Safety, if you believe the marketing, is paramount at the Enhanced Games. But which doctor would prescribe therapeutic drugs for performance reasons without risking being struck off?
“That’s what we’re arguing,” says Brett Fraser, chief athletics officer of the Enhanced Games and two-time Olympic swimmer. “We’re looking to create an environment where we’re using the best doctors and scientists in the world to understand and optimise sporting performance in a safe manner. This is all going to be done with the focus on the safety of athletes. That’s the most important thing.”
One of Fraser’s hopes is that they’ll learn what doping products today’s current athletes might be using and feedback to WADA so that they can improve their testing protocols. Whether that’s philanthropy or simply a safety smokescreen, well, we’ll leave that hanging. What’s clearer is that Fraser feels the Prohibited List has become bloated based on little empirical data.
“You’ll find some pretty interesting substances on there,” says Fraser. “And there’s an inconsistency. Why would they be allowed in training but not in competition, for example? What is the rationale behind some of these substances being on the prohibited list? They’re not studied enough and could be perceived as being arbitrary in nature.”
This has clear parallels with Heuberger, so what does Heuberger think about the Enhanced Games? “I don’t think it’s something I support as it seems too extreme,” he says. “However, it would be interesting to see what’s possible with pharmacological enhancement, but this isn’t the best way to investigate it because it’ll be difficult to do in a balanced and well-controlled way that protects the health of the athlete.”
Will the Enhanced Games happen? If PayPal co-founder Peter Thiel has his way it will. Thiel was revealed as an investor in a multi-million-dollar seed round in January for the Games.

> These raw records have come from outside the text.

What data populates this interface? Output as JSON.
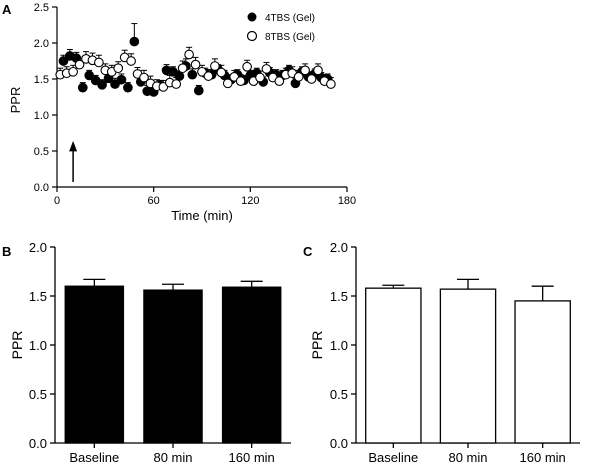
{
  "chart_data": [
    {
      "panel": "A",
      "type": "scatter",
      "xlabel": "Time (min)",
      "ylabel": "PPR",
      "xlim": [
        0,
        180
      ],
      "ylim": [
        0,
        2.5
      ],
      "xticks": [
        "0",
        "60",
        "120",
        "180"
      ],
      "yticks": [
        "0.0",
        "0.5",
        "1.0",
        "1.5",
        "2.0",
        "2.5"
      ],
      "legend_position": "top-right",
      "annotation": "arrow at t = 10 min",
      "arrow_x": 10,
      "series": [
        {
          "name": "4TBS (Gel)",
          "marker": "filled-circle",
          "x": [
            4,
            8,
            12,
            16,
            20,
            24,
            28,
            32,
            36,
            40,
            44,
            48,
            52,
            56,
            60,
            64,
            68,
            72,
            76,
            80,
            84,
            88,
            92,
            96,
            100,
            104,
            108,
            112,
            116,
            120,
            124,
            128,
            132,
            136,
            140,
            144,
            148,
            152,
            156,
            160,
            164,
            168
          ],
          "y": [
            1.75,
            1.82,
            1.79,
            1.38,
            1.55,
            1.48,
            1.42,
            1.51,
            1.43,
            1.49,
            1.38,
            2.02,
            1.46,
            1.33,
            1.32,
            1.41,
            1.62,
            1.6,
            1.54,
            1.68,
            1.56,
            1.34,
            1.58,
            1.56,
            1.63,
            1.55,
            1.49,
            1.56,
            1.48,
            1.55,
            1.58,
            1.46,
            1.59,
            1.56,
            1.55,
            1.62,
            1.44,
            1.6,
            1.53,
            1.57,
            1.52,
            1.5
          ],
          "error": [
            0.08,
            0.09,
            0.08,
            0.07,
            0.07,
            0.07,
            0.07,
            0.07,
            0.08,
            0.08,
            0.07,
            0.25,
            0.09,
            0.08,
            0.07,
            0.07,
            0.08,
            0.07,
            0.07,
            0.1,
            0.08,
            0.07,
            0.07,
            0.07,
            0.07,
            0.07,
            0.07,
            0.07,
            0.07,
            0.07,
            0.07,
            0.07,
            0.07,
            0.07,
            0.07,
            0.07,
            0.07,
            0.07,
            0.07,
            0.07,
            0.07,
            0.07
          ]
        },
        {
          "name": "8TBS (Gel)",
          "marker": "open-circle",
          "x": [
            2,
            6,
            10,
            14,
            18,
            22,
            26,
            30,
            34,
            38,
            42,
            46,
            50,
            54,
            58,
            62,
            66,
            70,
            74,
            78,
            82,
            86,
            90,
            94,
            98,
            102,
            106,
            110,
            114,
            118,
            122,
            126,
            130,
            134,
            138,
            142,
            146,
            150,
            154,
            158,
            162,
            166,
            170
          ],
          "y": [
            1.56,
            1.58,
            1.6,
            1.7,
            1.78,
            1.76,
            1.73,
            1.62,
            1.6,
            1.65,
            1.8,
            1.75,
            1.57,
            1.52,
            1.44,
            1.4,
            1.39,
            1.45,
            1.43,
            1.65,
            1.84,
            1.7,
            1.6,
            1.54,
            1.68,
            1.59,
            1.44,
            1.53,
            1.47,
            1.67,
            1.47,
            1.52,
            1.64,
            1.52,
            1.47,
            1.56,
            1.58,
            1.53,
            1.62,
            1.5,
            1.62,
            1.47,
            1.43
          ],
          "error": [
            0.09,
            0.09,
            0.09,
            0.09,
            0.1,
            0.1,
            0.1,
            0.09,
            0.09,
            0.09,
            0.1,
            0.1,
            0.09,
            0.1,
            0.1,
            0.09,
            0.09,
            0.1,
            0.09,
            0.1,
            0.1,
            0.1,
            0.09,
            0.09,
            0.1,
            0.1,
            0.09,
            0.09,
            0.09,
            0.09,
            0.09,
            0.09,
            0.09,
            0.09,
            0.09,
            0.09,
            0.09,
            0.09,
            0.09,
            0.09,
            0.09,
            0.09,
            0.09
          ]
        }
      ]
    },
    {
      "panel": "B",
      "type": "bar",
      "fill": "filled",
      "categories": [
        "Baseline",
        "80 min",
        "160 min"
      ],
      "values": [
        1.6,
        1.56,
        1.59
      ],
      "error": [
        0.07,
        0.06,
        0.06
      ],
      "ylabel": "PPR",
      "ylim": [
        0,
        2.0
      ],
      "yticks": [
        "0.0",
        "0.5",
        "1.0",
        "1.5",
        "2.0"
      ]
    },
    {
      "panel": "C",
      "type": "bar",
      "fill": "open",
      "categories": [
        "Baseline",
        "80 min",
        "160 min"
      ],
      "values": [
        1.58,
        1.57,
        1.45
      ],
      "error": [
        0.03,
        0.1,
        0.15
      ],
      "ylabel": "PPR",
      "ylim": [
        0,
        2.0
      ],
      "yticks": [
        "0.0",
        "0.5",
        "1.0",
        "1.5",
        "2.0"
      ]
    }
  ],
  "colors": {
    "ink": "#000000",
    "paper": "#ffffff"
  }
}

Where does that leave us? Substances like EPO and steroids have sufficient empirical and anecdotal evidence behind them to suggest that they’re potentially harmful to health, certainly at reasonably high levels. Whether that’s enough of a deterrent to an athlete depends on their motivation, desperation and moral compass.
But there’s a clear feeling that many of the substances require further research to quantify the potential risks and how much of a performance enhancement they’ll deliver. If you can prove that they don’t enhance performance, of course, then that will arguably be a greater deterrent to an athlete taking it than the health-risk aspect.

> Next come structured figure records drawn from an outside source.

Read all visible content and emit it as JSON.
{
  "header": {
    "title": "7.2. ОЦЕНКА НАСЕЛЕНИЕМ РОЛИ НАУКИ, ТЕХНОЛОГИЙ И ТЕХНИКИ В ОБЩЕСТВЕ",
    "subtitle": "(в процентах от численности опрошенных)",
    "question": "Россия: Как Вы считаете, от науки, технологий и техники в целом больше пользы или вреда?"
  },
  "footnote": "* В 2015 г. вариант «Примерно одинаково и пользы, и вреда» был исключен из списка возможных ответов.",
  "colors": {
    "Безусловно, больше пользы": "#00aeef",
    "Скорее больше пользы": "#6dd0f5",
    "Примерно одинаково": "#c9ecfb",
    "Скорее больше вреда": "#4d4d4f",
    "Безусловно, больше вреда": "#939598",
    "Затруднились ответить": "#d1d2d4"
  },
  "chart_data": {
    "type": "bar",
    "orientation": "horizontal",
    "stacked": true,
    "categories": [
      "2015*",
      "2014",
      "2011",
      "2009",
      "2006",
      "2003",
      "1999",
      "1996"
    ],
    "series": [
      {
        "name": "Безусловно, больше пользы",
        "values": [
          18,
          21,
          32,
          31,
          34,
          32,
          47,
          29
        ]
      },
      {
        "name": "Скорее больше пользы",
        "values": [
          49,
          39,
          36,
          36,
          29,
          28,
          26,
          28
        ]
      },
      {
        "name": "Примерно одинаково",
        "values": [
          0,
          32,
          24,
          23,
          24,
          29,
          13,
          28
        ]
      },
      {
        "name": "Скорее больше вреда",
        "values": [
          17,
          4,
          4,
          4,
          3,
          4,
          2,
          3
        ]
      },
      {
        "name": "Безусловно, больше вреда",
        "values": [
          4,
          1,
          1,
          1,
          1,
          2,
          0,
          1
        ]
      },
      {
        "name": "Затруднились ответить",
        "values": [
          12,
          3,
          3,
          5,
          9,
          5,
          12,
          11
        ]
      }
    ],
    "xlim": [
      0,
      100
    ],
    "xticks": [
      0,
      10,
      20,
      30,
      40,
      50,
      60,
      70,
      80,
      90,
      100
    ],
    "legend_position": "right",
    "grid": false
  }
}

Heuberger suggests restructuring the setup so that you focus on the drugs that you think will have a big performance gain, undertake proper tests or trials for that, and then put those on the list and develop very sensitive tests to detect them. He also feels that WADA should drop the third criteria for placing substances on the List, the ‘spirit of sport’, because of its problematic fuzziness.
As stakes become higher, technology becomes better, and medical knowledge becomes deeper, the challenge of anti-doping will become greater. In a future where athletes aren’t concerned with health risks, we can only hope that ethics is front and centre to the principles of our sporting stars.